By Akinwande Jordan

Poster for The Fire and The Moth by Taiwo Egunjobi
Afopiná tóní oun ó pa fitila, ara ẹ ni yóò pa – YORUBA ADAGE.
The man is waiting in his car. He is waiting in a coffin. He’s waiting in his solace of trade. He is waiting in this anarchic, godless world. He is waiting in an Edenic expanse of land, where nature reminds you of the possibility of a grand designer —a communion of spirit and necessity. He is waiting in the cauldron that holds the brutal evolution of things. He is waiting in a world devoid of comfort and eternal tenderness.
The man deals in the movement of artefacts; we say that for legal reasons. The man is into the fringe exports of a lost empire. The man is wounded. The man is in the cosmic dire straits of crime. Behind him, in the confines of the shadows, in the frame of the law, in the machinations of karmic enforcement is a bloodhound of a police man whose daemonic gaze darts past all creatures great and small, into the souls of deviants who believe the law is an ass. This is Taiwo Egunjobi and Isaac Ayodeji’s design. You should know this when you are settled —or better yet, unsettled, to see this film.
“If the rule you followed brought you to this, of what use was the rule?” – Anton Chigurh, No Country for Old Men
Off the unbroken momentum of A Green River (2023) — a visual masterclass in simmering thrills and psycho-political horror elements set in the cutthroat 1980s — this duo have once again stepped up to the plate for collaborative excellence, for a switchblade of a film, for a statement: we are the best in the business.

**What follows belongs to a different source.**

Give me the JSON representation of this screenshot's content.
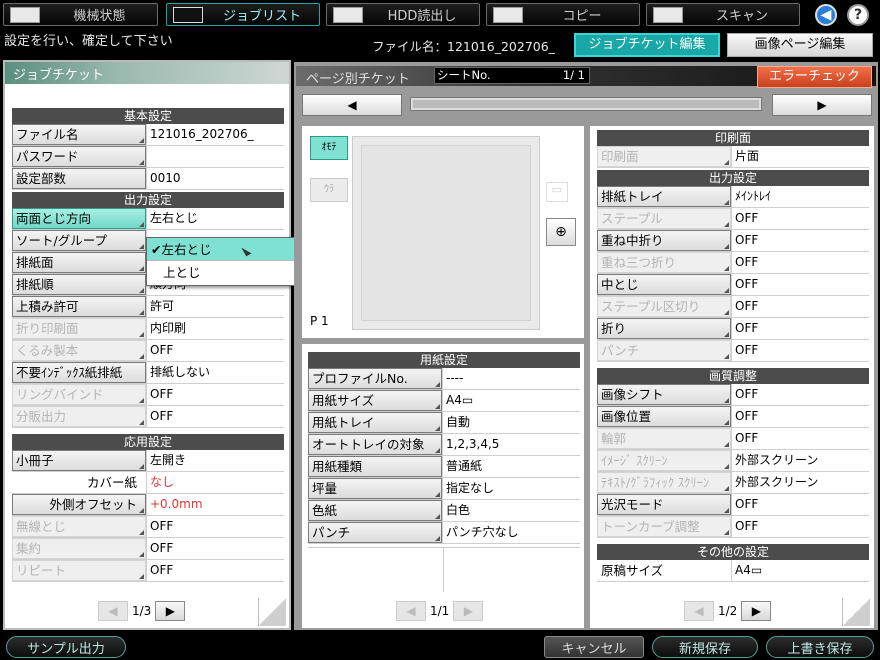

The film follows the savage adventures of Saba (Tayo Faniran), a smuggler with an ill father who is embroiled in the typical deal gone wrong with a rare Ife bronze head. Behind him is Opa (Olarotimi Fakunle), a venal demon of a policeman who seeks to covet the bronze head for profit. Ini Dima-Okojie plays the forlorn Abike, who regards the bronze head as a pathway to greener grass for her and her sister. Jimmy Jean Louis’s Jef Costello-esque presence as a mercenary with no name imbues the film with an impalpable tension.
Fadamana Okwong’s cinematography is an expressionist Pygmalion from the aliveness of the aerial still shots encasing the verdant terrain of our characters, to the serene suspense consecrating the landscape vista Saba trudges through, to the nigh corporeal embodiment of pure evil that is Opa, the frantic policeman from hell.
Egunjobi and Isaac Ayodeji construct a world within Okwong’s eyes, where the rules of natural law are futile and moribund upon use. Where the lands are chanting an unforgiving tune. Philosophically, a Hobbesian impulse drives every character despite themselves. Even the staunchest of saints are moths drawn to the fire of hubris and desperation, towards the leveraging of a debris of history and the indelible nature of greed. And this impulse is ouroboric, a serpent swallowing itself, knowing death is merely an occupational hazard.
The neo-western and noirish cinematic influences are apparent if you are familiar with the lay of the land; No Country for Old Men (2007) by the Coen Brothers (and Edward Zwick’s Blood Diamond) is especially conspicuous in the visual grammar and the godlessness that is evoked in film. No performance is wasted on the usual suspects of excess and filler scenes.
Tayo Faniran’s Saba keeps his head on a swivel, like an Arthurian knight, a criminal Sir Gawain if you will, on a quest for glory. Ini Dima-Okojie brings sufficient sport to counterbalance Tayo Faniran’s demonstrably stoic approach to his character. Olarotimi’s Opa Stephens stands out in the cast of characters — you almost commit the blasphemy of comparing to Anton Chigurh.
Still, he’s significantly more strident and motivated by a set of ends justified by nefarious means; there’s no pessimism to him. Yes, he’s a bloodhound, a demon wolf, a rotten stooge of a rotten system armed to the teeth, bespectacled like Agent Smith in The Matrix, but he’s searching for El Dorado, too. All the characters are. You can hear it in the silence of God as the plot creeps towards that which signifies nothing.
The distinction between The Fire and The Moth and the other Taiwo Egunjobi and Isaac Ayodeji collaboration, aside from the Faulknerian title, is the coming-of-age in style and substance. You can perfectly track the metamorphosis of vision and the fear of under-exploration through the avant-garde and the conventional. There’s no overt aversion to interrogating what appeals to them visually and philosophically. One may correctly assume that they know a film can be entertaining, yet a thesis on the human condition and its numerous vagaries. This film, in particular, answers the question posed by its neo-western influence; there are no rules.
There’s always a man in a car. There’s always a plot. There’s always a piece of history that will bring about our deaths.